In today’s statement, Kurtz said his “unambiguous understanding” was that he was speaking with Rep. Issa:
I subsequently learned that I was speaking to his chief spokesman, Kurt Bardella. None of the views ascribed to Issa are inaccurate, but the attribution throughout the story should have been to his spokesman, not to the congressman.
The funniest part of the story is that Kurtz actually says in the original story that Issa “has a tendency to refer to himself in the third person.”

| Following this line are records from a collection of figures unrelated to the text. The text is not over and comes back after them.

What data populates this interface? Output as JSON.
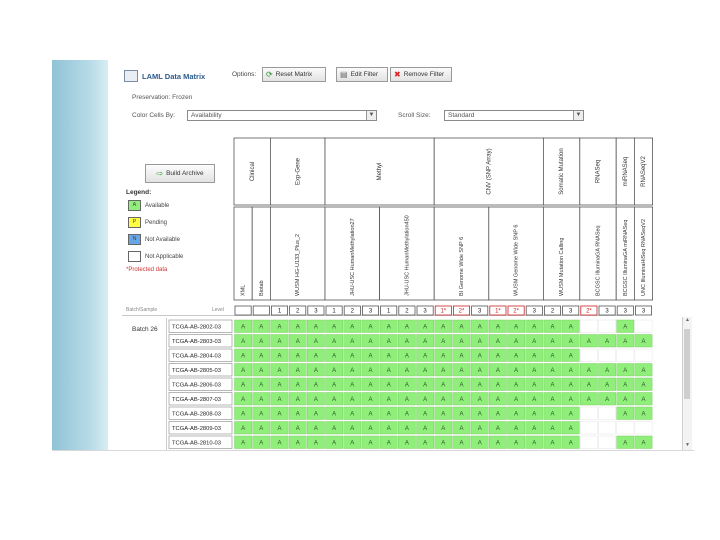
{
  "header": {
    "title": "LAML Data Matrix",
    "options_label": "Options:",
    "buttons": [
      {
        "label": "Reset Matrix",
        "icon": "reset-icon"
      },
      {
        "label": "Edit Filter",
        "icon": "filter-icon"
      },
      {
        "label": "Remove Filter",
        "icon": "remove-icon"
      }
    ]
  },
  "preservation": "Preservation: Frozen",
  "color_by": {
    "label": "Color Cells By:",
    "value": "Availability"
  },
  "scroll_size": {
    "label": "Scroll Size:",
    "value": "Standard"
  },
  "build_archive": "Build Archive",
  "legend": {
    "title": "Legend:",
    "items": [
      {
        "code": "A",
        "label": "Available",
        "color": "#90ee7a"
      },
      {
        "code": "P",
        "label": "Pending",
        "color": "#ffff44"
      },
      {
        "code": "N",
        "label": "Not Available",
        "color": "#6aa6e6"
      },
      {
        "code": "",
        "label": "Not Applicable",
        "color": "#ffffff"
      }
    ],
    "protected": "*Protected data"
  },
  "matrix": {
    "batch_header": "Batch/Sample",
    "level_header": "Level",
    "groups": [
      "Clinical",
      "Exp-Gene",
      "Methyl",
      "CNV (SNP Array)",
      "Somatic Mutation",
      "RNASeq",
      "miRNASeq",
      "RNASeqV2"
    ],
    "platforms": [
      "XML",
      "Biotab",
      "WUSM HG-U133_Plus_2",
      "JHU-USC HumanMethylation27",
      "JHU-USC HumanMethylation450",
      "BI Genome Wide SNP 6",
      "WUSM Genome Wide SNP 6",
      "WUSM Mutation Calling",
      "BCGSC IlluminaGA RNASeq",
      "BCGSC IlluminaGA miRNASeq",
      "UNC IlluminaHiSeq RNASeqV2"
    ],
    "levels": [
      "",
      "",
      "1",
      "2",
      "3",
      "1",
      "2",
      "3",
      "1",
      "2",
      "3",
      "1*",
      "2*",
      "3",
      "1*",
      "2*",
      "3",
      "2",
      "3",
      "2*",
      "3",
      "3",
      "3"
    ],
    "batch": "Batch 26",
    "rows": [
      {
        "sample": "TCGA-AB-2802-03",
        "cells": [
          "A",
          "A",
          "A",
          "A",
          "A",
          "A",
          "A",
          "A",
          "A",
          "A",
          "A",
          "A",
          "A",
          "A",
          "A",
          "A",
          "A",
          "A",
          "A",
          "",
          "",
          "A",
          ""
        ]
      },
      {
        "sample": "TCGA-AB-2803-03",
        "cells": [
          "A",
          "A",
          "A",
          "A",
          "A",
          "A",
          "A",
          "A",
          "A",
          "A",
          "A",
          "A",
          "A",
          "A",
          "A",
          "A",
          "A",
          "A",
          "A",
          "A",
          "A",
          "A",
          "A"
        ]
      },
      {
        "sample": "TCGA-AB-2804-03",
        "cells": [
          "A",
          "A",
          "A",
          "A",
          "A",
          "A",
          "A",
          "A",
          "A",
          "A",
          "A",
          "A",
          "A",
          "A",
          "A",
          "A",
          "A",
          "A",
          "A",
          "",
          "",
          "",
          ""
        ]
      },
      {
        "sample": "TCGA-AB-2805-03",
        "cells": [
          "A",
          "A",
          "A",
          "A",
          "A",
          "A",
          "A",
          "A",
          "A",
          "A",
          "A",
          "A",
          "A",
          "A",
          "A",
          "A",
          "A",
          "A",
          "A",
          "A",
          "A",
          "A",
          "A"
        ]
      },
      {
        "sample": "TCGA-AB-2806-03",
        "cells": [
          "A",
          "A",
          "A",
          "A",
          "A",
          "A",
          "A",
          "A",
          "A",
          "A",
          "A",
          "A",
          "A",
          "A",
          "A",
          "A",
          "A",
          "A",
          "A",
          "A",
          "A",
          "A",
          "A"
        ]
      },
      {
        "sample": "TCGA-AB-2807-03",
        "cells": [
          "A",
          "A",
          "A",
          "A",
          "A",
          "A",
          "A",
          "A",
          "A",
          "A",
          "A",
          "A",
          "A",
          "A",
          "A",
          "A",
          "A",
          "A",
          "A",
          "A",
          "A",
          "A",
          "A"
        ]
      },
      {
        "sample": "TCGA-AB-2808-03",
        "cells": [
          "A",
          "A",
          "A",
          "A",
          "A",
          "A",
          "A",
          "A",
          "A",
          "A",
          "A",
          "A",
          "A",
          "A",
          "A",
          "A",
          "A",
          "A",
          "A",
          "",
          "",
          "A",
          "A"
        ]
      },
      {
        "sample": "TCGA-AB-2809-03",
        "cells": [
          "A",
          "A",
          "A",
          "A",
          "A",
          "A",
          "A",
          "A",
          "A",
          "A",
          "A",
          "A",
          "A",
          "A",
          "A",
          "A",
          "A",
          "A",
          "A",
          "",
          "",
          "",
          ""
        ]
      },
      {
        "sample": "TCGA-AB-2810-03",
        "cells": [
          "A",
          "A",
          "A",
          "A",
          "A",
          "A",
          "A",
          "A",
          "A",
          "A",
          "A",
          "A",
          "A",
          "A",
          "A",
          "A",
          "A",
          "A",
          "A",
          "",
          "",
          "A",
          "A"
        ]
      }
    ]
  },
  "colors": {
    "available": "#90ee7a",
    "protected": "#cc2222",
    "accent": "#2b5a8c"
  }
}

The earlier version also mentioned Darrell Issa’s “tendency to refer to himself in the third person.” In fact, that usage was appropriate because the interview was with his spokesman.
Now for the strangest part: Kurtz actually heard about his mistake two days later — on November 29th.
On Nov. 29, after my story ran on The Daily Beast, I got a note from Bardella saying there had been “a little confusion” and “it wasn’t the congressman you spoke with, it was me speaking in his capacity as his spokesman.”
It’s a pretty huge, embarrassing blunder to wait so long to correct.
Kurtz further explained the delay to Politico:
I screwed up. I was so puzzled by the note that Bardella sent… that I wasn’t sure how serious he was. He didn’t ask for a correction, which he certainly is entitled to if I wasn’t in fact talking to Darrell Issa. Then I got busy with other things and I let it slip, and that was a mistake on my part.